I haven’t showed this little garden yet in its entirety. The garden is still incomplete and you really can’t see the effect I’m looking for yet but here’s a glimpse at our sedum garden in March. Between our driveway/garage area and the front sidewalk there was a small wedge of dirt. There used to be an evergreen in this location but bagworms decided lunch was more important than the aesthetics of the garden. It’s funny how they can be so selfish to put their own well being above that of my plants. It was also a little bit of a problem spot since the gutter aims right into the bed which would make it hard for plants to dry out during the winter when you don’t want them too wet and hard for them to get water in the summer when there wasn’t any falling from the clouds.
To solve this problem I did a couple things.
- Connected a perforated drain pipe to the gutter and aimed it toward the driveway and the rain garden across the pavement. This now removes the extra water for the bed while still watering the area.
- Removed all the weeds and dead plant material, tree included.

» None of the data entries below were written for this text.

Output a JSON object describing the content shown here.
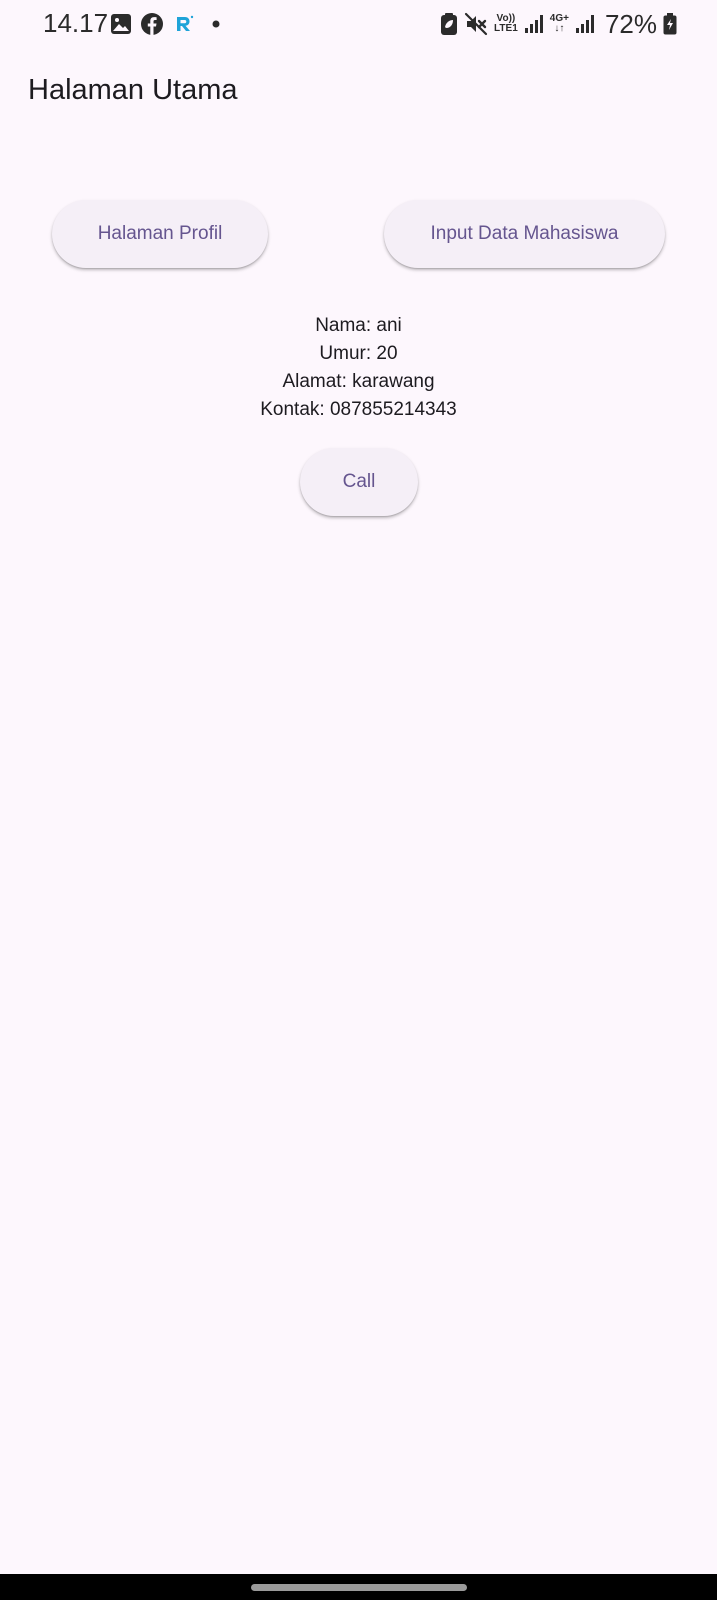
{
  "status_bar": {
    "time": "14.17",
    "left_icons": [
      "gallery-icon",
      "facebook-icon",
      "app-r-icon",
      "notification-dot-icon"
    ],
    "right_icons": [
      "battery-saver-icon",
      "mute-icon",
      "volte-signal-icon",
      "4g-signal-icon",
      "battery-icon"
    ],
    "volte_label_top": "Vo))",
    "volte_label_bottom": "LTE1",
    "network_label": "4G+",
    "battery_percent": "72%"
  },
  "app_bar": {
    "title": "Halaman Utama"
  },
  "buttons": {
    "profile_label": "Halaman Profil",
    "input_label": "Input Data Mahasiswa",
    "call_label": "Call"
  },
  "info": {
    "nama": "Nama: ani",
    "umur": "Umur: 20",
    "alamat": "Alamat: karawang",
    "kontak": "Kontak: 087855214343"
  },
  "colors": {
    "background": "#fdf7fd",
    "button_background": "#f5eff7",
    "button_text": "#65558f",
    "text": "#1d1b20",
    "app_icon_blue": "#1fa3d8"
  }
}
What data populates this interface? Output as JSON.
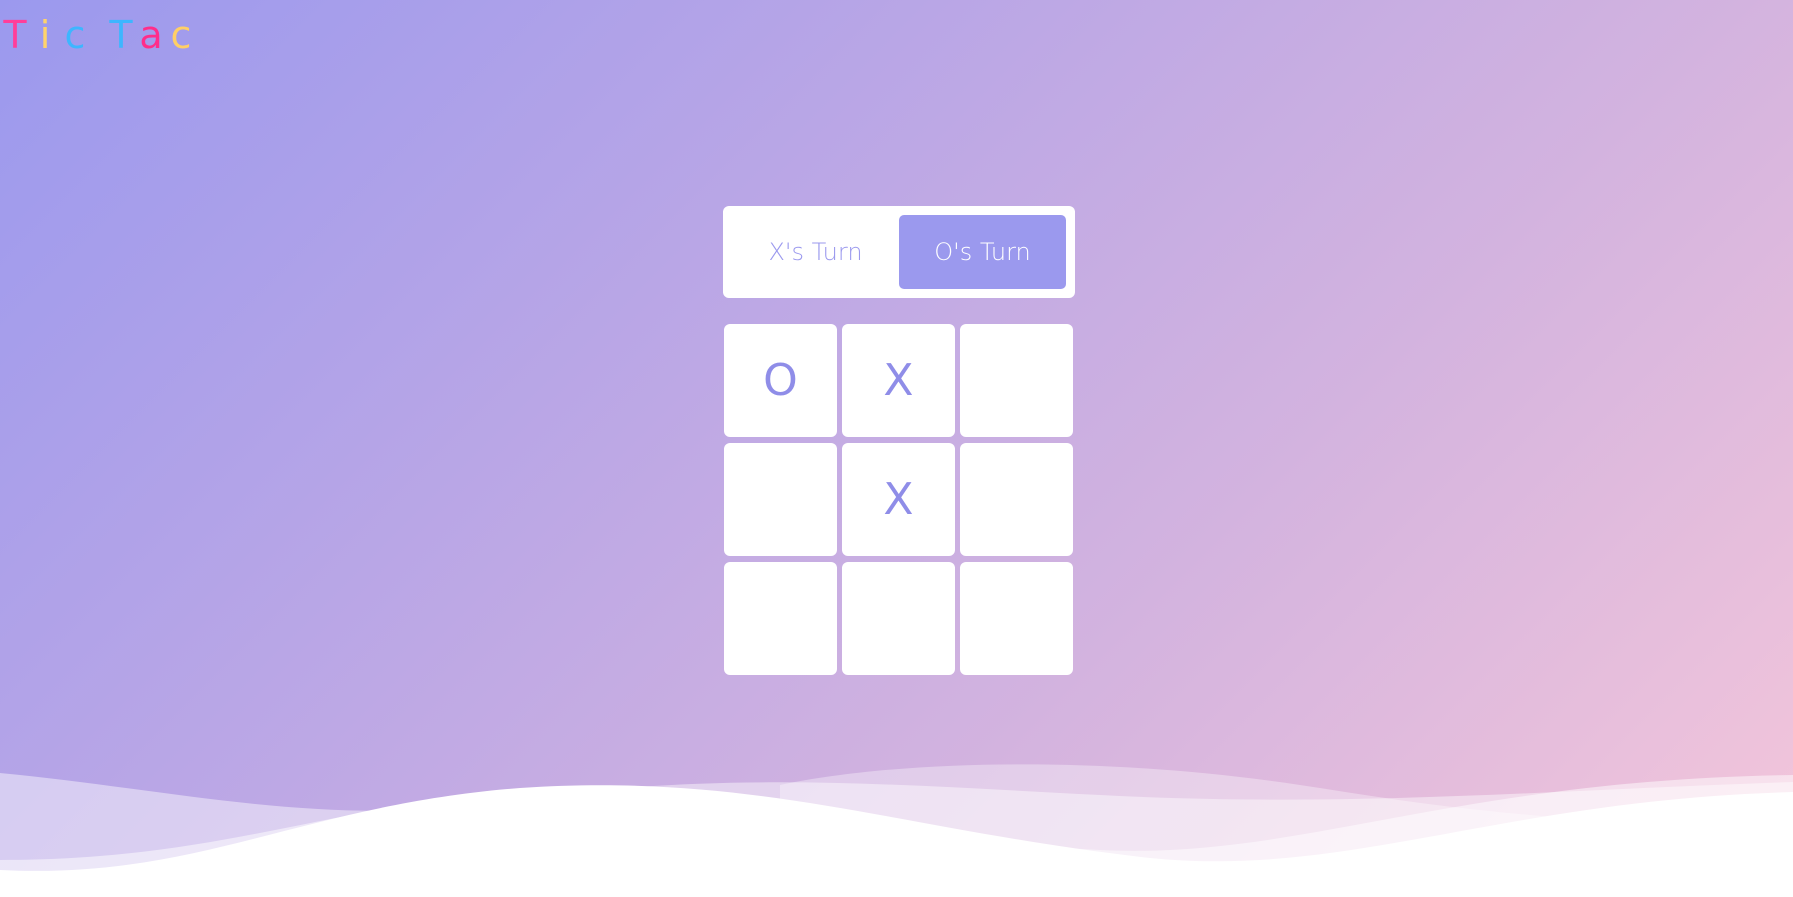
{
  "logo": {
    "letters": [
      {
        "char": "T",
        "color": "#ff3e9a"
      },
      {
        "char": "i",
        "color": "#ffd36b"
      },
      {
        "char": "c",
        "color": "#3db6ff"
      },
      {
        "char": "T",
        "color": "#3db6ff"
      },
      {
        "char": "a",
        "color": "#ff2d8a"
      },
      {
        "char": "c",
        "color": "#ffcf66"
      }
    ]
  },
  "turn": {
    "x_label": "X's Turn",
    "o_label": "O's Turn",
    "active": "O"
  },
  "board": {
    "cells": [
      "O",
      "X",
      "",
      "",
      "X",
      "",
      "",
      "",
      ""
    ]
  },
  "colors": {
    "accent": "#9b99ee",
    "cell_bg": "#ffffff"
  }
}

- Covered with newspapers and mulched.
- Added as many sedums as I could.
The sedums were the perfect choice for the area. They are extremely drought tolerant, easy to grow and maintain, propagate easily, and look really cool! As the sedums grow I pinch off whole branches and just stick them where I want them. This “pinch and stick” technique has multiplied the sedums significantly. It works especially well with the ‘Blue Spruce’ sedum and the ‘Dragon’s Blood’ sedum. It’s hard to see from the picture but there are several sprigs of sedums in the bare spots that have just recently been planted. For the ‘Autumn Joy’ sedums I used the cutting in a water jar method and for my mystery sedum I used both of the methods above. I have sedum acre but haven’t planted it as I am fearing a complete take over.